— О чем? О чем ты думал?
— О чем? О том, как бы это тебя на Аготе Мешта́йтисовой женить.
— Да ну тебя, — потускнел Сигитас. — Всегда ты так.
На самом деле Рамунас хотел сообщить Сигитасу нечто такое, от чего тот должен остолбенеть, да и только. Но мальчик не знал, как приступить, с чего начать, поэтому выпалил напрямик:
— Знаешь что — бежим отсюда. Домой!
Оказывается, не надо было пускаться ни на какие хитрости — Сигитас и без того рот разинул, вытаращил глаза, и они стали круглые, как клецки.
— Как это — домой?
— А так. Возьмем и уйдем. А как пленные у Гальвиди́хи? Пропали — ищи ветра в поле.

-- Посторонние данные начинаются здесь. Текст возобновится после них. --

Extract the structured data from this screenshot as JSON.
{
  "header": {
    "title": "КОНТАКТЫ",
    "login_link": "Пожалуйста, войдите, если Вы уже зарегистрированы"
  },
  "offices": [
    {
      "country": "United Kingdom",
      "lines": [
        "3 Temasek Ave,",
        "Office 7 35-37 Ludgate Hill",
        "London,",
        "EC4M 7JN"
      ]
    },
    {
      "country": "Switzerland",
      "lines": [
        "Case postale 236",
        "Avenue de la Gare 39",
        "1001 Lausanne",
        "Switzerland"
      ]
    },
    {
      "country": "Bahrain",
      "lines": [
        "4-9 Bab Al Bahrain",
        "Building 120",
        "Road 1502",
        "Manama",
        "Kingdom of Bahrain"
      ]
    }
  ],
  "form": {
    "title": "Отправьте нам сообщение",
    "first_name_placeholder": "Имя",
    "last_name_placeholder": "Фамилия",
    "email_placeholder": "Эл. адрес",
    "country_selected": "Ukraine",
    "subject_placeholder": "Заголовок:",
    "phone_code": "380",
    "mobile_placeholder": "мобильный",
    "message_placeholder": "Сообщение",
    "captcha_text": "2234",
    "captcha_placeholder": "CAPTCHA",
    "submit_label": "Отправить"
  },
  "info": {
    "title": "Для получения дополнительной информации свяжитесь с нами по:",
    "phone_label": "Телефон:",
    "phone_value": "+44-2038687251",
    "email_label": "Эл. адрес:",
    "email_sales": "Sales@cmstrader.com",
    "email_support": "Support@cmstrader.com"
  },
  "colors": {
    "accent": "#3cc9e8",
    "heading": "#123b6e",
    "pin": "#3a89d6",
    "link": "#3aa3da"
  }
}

Сигитас хорошо помнил этих двух военнопленных. Их привезла к себе на хутор его хозяйка Гальвиде́не. В прошлом году они пробыли у нее все лето, промучились до осени, а потом сбежали. Как в воду канули. Их искала полиция, искали немцы, а все равно не нашли.
Люди втихомолку поговаривали, что те подались в лес к партизанам…
— А батрак у нашего Шпокаса? Плюнул и ушел. В общем, ты как хочешь, а я сбегу, — осмелел Рамунас. Ему нравилось, что Сигитас не сразу отвечает.
— Ты когда бежишь?
— Сегодня ночью. Когда все уснут…
— А если п-поймают?
— Меня-то? — Рамунас приподнялся на цыпочки в своих башмаках с деревяшками-подошвами. — Смех, да и только! А может, я вовсе и не домой, может, я к партизанам.
— Ладно уж, не сочиняй, — тянет Сигитас.
Но Рамунас уже разогнался, и не так-то легко его остановить.
— Думаешь, не могу?
— Да ладно…
— Не могу?
Очевидно, Сигитас уже забыл, что Рамунасу не следует возражать — ведь он только этого и ждет. Всегда он на своем настоит. Если не на словах, то… Уж он-то найдет, как доказать.
— Заячью церковь видал? — Рамунас одним прыжком кинулся к Сигитасу.
— Видал, не надо! — закричал тот, прикрыл ладонями уши, но Рамунасу удалось схватить его за голову и приподнять над землей.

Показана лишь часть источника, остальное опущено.